The PEOPLE of the State of New York, Respondent, v. Glenn GINYARD, Defendant-Appellant.

Decided: March 22, 2005

BUCKLEY, P.J., MARLOW, ELLERIN, GONZALEZ, SWEENY, JJ. Richard M. Greenberg, Office of the Appellate Defender, New York (Alexis Agathocleous of counsel), for appellant. Robert M. Morgenthau, District Attorney, New York (Ann Prunty of counsel), for respondent.

Judgment, Supreme Court, New York County (Marcy L. Kahn, J. at hearing;  Renee A. White, J. at jury trial and sentence), rendered November 8, 2000, convicting defendant of criminal possession of a controlled substance in the third degree, and sentencing him, as a second felony offender, to a term of 6 to 12 years, unanimously affirmed.

 The court properly denied defendant's suppression motion.   A trained and experienced undercover officer observed, at close range, what reasonably appeared to be a drug transaction and reported its details to a similarly trained and experienced officer who made the arrest (see People v. Jones, 90 N.Y.2d 835, 837, 660 N.Y.S.2d 549, 683 N.E.2d 14 [1997] ).   A woman approached a first man, who directed her to a second man (defendant), who gave her a small unidentified object in return for money and then transferred the money to a third man, who immediately entered a building.   This followed the familiar pattern of a drug-selling operation, with one person assigned to steer customers to the seller, another assigned to complete the sale, and a third assigned to secrete the proceeds.   Even if we were to assume that there could be an innocent explanation for this highly suspicious sequence of events, we would still conclude that there was probable cause for defendant's arrest, because probable cause does not require proof beyond a reasonable doubt (People v. Mercado, 68 N.Y.2d 874, 877, 508 N.Y.S.2d 419, 501 N.E.2d 27 [1986], cert. denied 479 U.S. 1095, 107 S.Ct. 1313, 94 L.Ed.2d 166 [1987] ).   In addition, the arresting officer provided testimony that supported the court's finding that these events occurred at a drug-prone location.

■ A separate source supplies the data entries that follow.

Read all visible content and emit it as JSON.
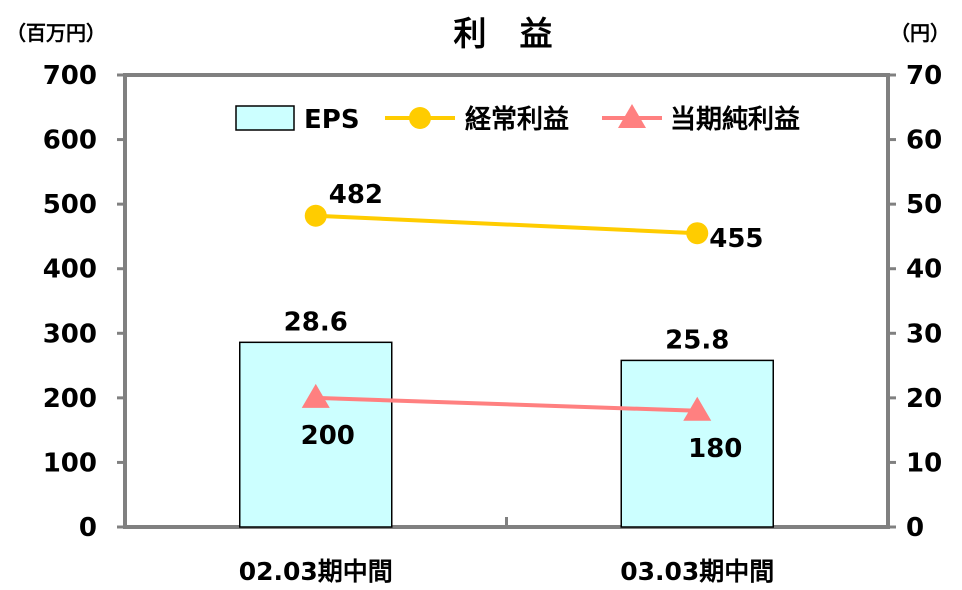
{
  "chart_data": {
    "type": "bar",
    "title": "利　益",
    "ylabel_left": "（百万円）",
    "ylabel_right": "（円）",
    "categories": [
      "02.03期中間",
      "03.03期中間"
    ],
    "ylim_left": [
      0,
      700
    ],
    "ylim_right": [
      0,
      70
    ],
    "yticks_left": [
      0,
      100,
      200,
      300,
      400,
      500,
      600,
      700
    ],
    "yticks_right": [
      0,
      10,
      20,
      30,
      40,
      50,
      60,
      70
    ],
    "grid": false,
    "legend_position": "top",
    "series": [
      {
        "name": "EPS",
        "kind": "bar",
        "axis": "right",
        "values": [
          28.6,
          25.8
        ],
        "labels": [
          "28.6",
          "25.8"
        ],
        "color": "#ccffff",
        "stroke": "#000000"
      },
      {
        "name": "経常利益",
        "kind": "line",
        "marker": "circle",
        "axis": "left",
        "values": [
          482,
          455
        ],
        "labels": [
          "482",
          "455"
        ],
        "color": "#ffcc00"
      },
      {
        "name": "当期純利益",
        "kind": "line",
        "marker": "triangle",
        "axis": "left",
        "values": [
          200,
          180
        ],
        "labels": [
          "200",
          "180"
        ],
        "color": "#ff8080"
      }
    ],
    "axis_color": "#808080"
  }
}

The verdict convicting defendant of possession with intent to sell was not against the weight of the evidence (see People v. Bleakley, 69 N.Y.2d 490, 515 N.Y.S.2d 761, 508 N.E.2d 672 [1987] ).   Defendant's acquittal of sale charges does not warrant a different conclusion (see People v. Rayam, 94 N.Y.2d 557, 708 N.Y.S.2d 37, 729 N.E.2d 694 [2000];  People v. Freeman, 298 A.D.2d 311, 749 N.Y.S.2d 231 [2002], lv. denied 99 N.Y.2d 582, 755 N.Y.S.2d 717, 785 N.E.2d 739 [2003] ).

The record establishes that defendant received effective assistance of counsel (see People v. Benevento, 91 N.Y.2d 708, 713-714, 674 N.Y.S.2d 629, 697 N.E.2d 584 [1998];  see also Strickland v. Washington, 466 U.S. 668, 104 S.Ct. 2052, 80 L.Ed.2d 674 [1984] ).

We perceive no basis for reducing the sentence.